Taxpayers in the ten states with the smallest foreign-born populations are still burdened by a cost of about $454 million every year to pay for various social services for illegal aliens and their United States-born children.
A study by the Federation for American Immigration Reform (FAIR) analyzes the cost of illegal immigration and the anchor baby population to American taxpayers who live in the ten least immigrant-populated states, including New Hampshire, Mississippi, Alaska, Maine, North Dakota, West Virginia, South Dakota, Vermont, Montana, and Wyoming.
The research reveals that even in low-migration states, the cost to American taxpayers is still significant.
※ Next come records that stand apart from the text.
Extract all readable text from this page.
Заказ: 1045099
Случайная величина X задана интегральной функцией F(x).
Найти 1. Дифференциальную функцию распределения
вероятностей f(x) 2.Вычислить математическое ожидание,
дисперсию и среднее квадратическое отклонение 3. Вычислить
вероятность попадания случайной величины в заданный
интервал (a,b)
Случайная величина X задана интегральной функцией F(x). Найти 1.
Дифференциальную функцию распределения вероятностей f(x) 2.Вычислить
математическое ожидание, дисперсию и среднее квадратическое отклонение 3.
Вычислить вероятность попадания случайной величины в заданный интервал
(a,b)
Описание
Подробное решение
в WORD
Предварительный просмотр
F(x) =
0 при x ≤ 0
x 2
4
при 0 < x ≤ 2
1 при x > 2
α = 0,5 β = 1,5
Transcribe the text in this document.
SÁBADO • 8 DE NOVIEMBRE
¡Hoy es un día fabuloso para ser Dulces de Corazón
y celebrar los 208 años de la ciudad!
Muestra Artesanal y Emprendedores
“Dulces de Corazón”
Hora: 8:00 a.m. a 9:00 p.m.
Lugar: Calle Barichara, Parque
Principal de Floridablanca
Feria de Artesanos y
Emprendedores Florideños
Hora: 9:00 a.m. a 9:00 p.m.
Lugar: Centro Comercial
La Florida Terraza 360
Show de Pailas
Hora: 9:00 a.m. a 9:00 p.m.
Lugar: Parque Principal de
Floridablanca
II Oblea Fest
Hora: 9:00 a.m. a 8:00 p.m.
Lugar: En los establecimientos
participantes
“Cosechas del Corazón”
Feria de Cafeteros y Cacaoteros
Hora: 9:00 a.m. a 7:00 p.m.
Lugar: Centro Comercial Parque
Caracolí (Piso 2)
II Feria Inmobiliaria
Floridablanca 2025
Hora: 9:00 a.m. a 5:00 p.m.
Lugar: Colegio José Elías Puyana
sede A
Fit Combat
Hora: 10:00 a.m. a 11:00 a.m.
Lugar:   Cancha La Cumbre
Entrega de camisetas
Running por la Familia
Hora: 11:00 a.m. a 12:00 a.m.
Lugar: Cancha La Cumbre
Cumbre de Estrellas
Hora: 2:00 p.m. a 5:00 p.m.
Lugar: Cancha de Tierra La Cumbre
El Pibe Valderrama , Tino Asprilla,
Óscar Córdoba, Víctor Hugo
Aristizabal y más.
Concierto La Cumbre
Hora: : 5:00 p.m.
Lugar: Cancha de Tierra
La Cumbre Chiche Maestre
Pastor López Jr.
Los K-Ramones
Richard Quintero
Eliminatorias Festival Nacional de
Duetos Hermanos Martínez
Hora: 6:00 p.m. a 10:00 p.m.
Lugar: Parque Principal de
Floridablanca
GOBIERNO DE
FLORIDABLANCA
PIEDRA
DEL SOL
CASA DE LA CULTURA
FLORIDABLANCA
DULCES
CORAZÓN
Of the total 415,000 foreign-born residents living in these ten states, about 88,000 are illegal aliens — indicating that illegal aliens represent more than 20 percent of foreign-born residents.
Those 88,000 illegal aliens across these ten states, along with about 35,000 of their U.S.-born children, are costing American taxpayers about $454 million every year, with each illegal alien costing anywhere between $4,000 and $6,000.
“To put that figure into context, that $454 million expenditure is more than 200 times what the state of Montana budgets for its entire Veterans Affairs program and it is 2.5 times the total sum that West Virginia invests in its state university,” the FAIR study notes.
FAIR researchers say the $4,000 to $6,000 cost of each illegal alien in these low-migration states means that social programs for American veterans, disabled Americans, and U.S. citizen children could be receiving “significantly more funding” if not for the statewide cost of providing these same services to illegal aliens.
The cost to taxpayers for the U.S.-born children of illegal aliens, commonly referred to as “anchor babies,” is particularly burdening on small towns’ school systems in low-migration states like Maine.
In Lewiston, Maine, for example, the school system has been forced to absorb an enormous population of either migrant children or the non-English speaking U.S.-born children of illegal aliens, who need English as a Second Language (ESL) lessons:
Over the past 15 years, more than 7,500 migrants – most of whom are refugees from dozens of different countries – have resettled in the town, which has a population of less than 40,000. As is often the case, residents and city officials had no say in the resettlement process and little warning that these migrants were going to be placed in their community. According to former Mayor Laurier T. Raymond Jr., the city became “maxed-out financially, physically, and emotionally.” [Emphasis added]
The public school system in Lewiston crumbled as a result. In 2004, roughly 95 percent of all students were considered “proficient” in the English language. But by 2017, nearly 30 percent of the students were designated as Limited English Proficiency — three times more than the national average. And teachers have been forced to find a way to instruct a student body that speaks 34 different languages. In order to adequately educate the growing number of migrants moving to the state, Maine will need to increase its number of LEP-qualified teachers by as much as 110 percent. [Emphasis added]
Another example, reported by Breitbart News last year, is the small town of Worthington, Minnesota, which has been forced to absorb a steady flow of migrant children who arrived at the U.S.-Mexico border alone.
Taxpayers of Worthington voted to hike taxes in order to increase funding for their local school system due to the influx of mass immigration that has led to larger class sizes and teachers sometimes using old storage closets as classrooms.
Illegal alien births to their U.S.-born children cost American taxpayers nationwide about $2.4 billion every year. Roughly one-in-four births that are paid for by taxpayers are those to an immigrant, legal or illegal. This accounts for 429,000 immigrant births every year that taxpayers subsidize. Illegal aliens births of anchor babies make up 11 percent — or about 198,000 births — of all births that are paid for by American taxpayers.
In 2019, there were nearly 400,000 illegal alien, tourist, and temporary worker births to U.S.-born children. The birthright citizenship policy ensures that all of these children are provided immediate American citizenship, which can be later used to sponsor their foreign relatives for an unlimited number of green cards.
Today, there are at least 4.5 million anchor babies in the U.S. under 18-years-old, exceeding the annual roughly four million American babies born every year. Likewise, there are 11 to 22 million illegal aliens living in the U.S., costing taxpayers at least $132 billion every year.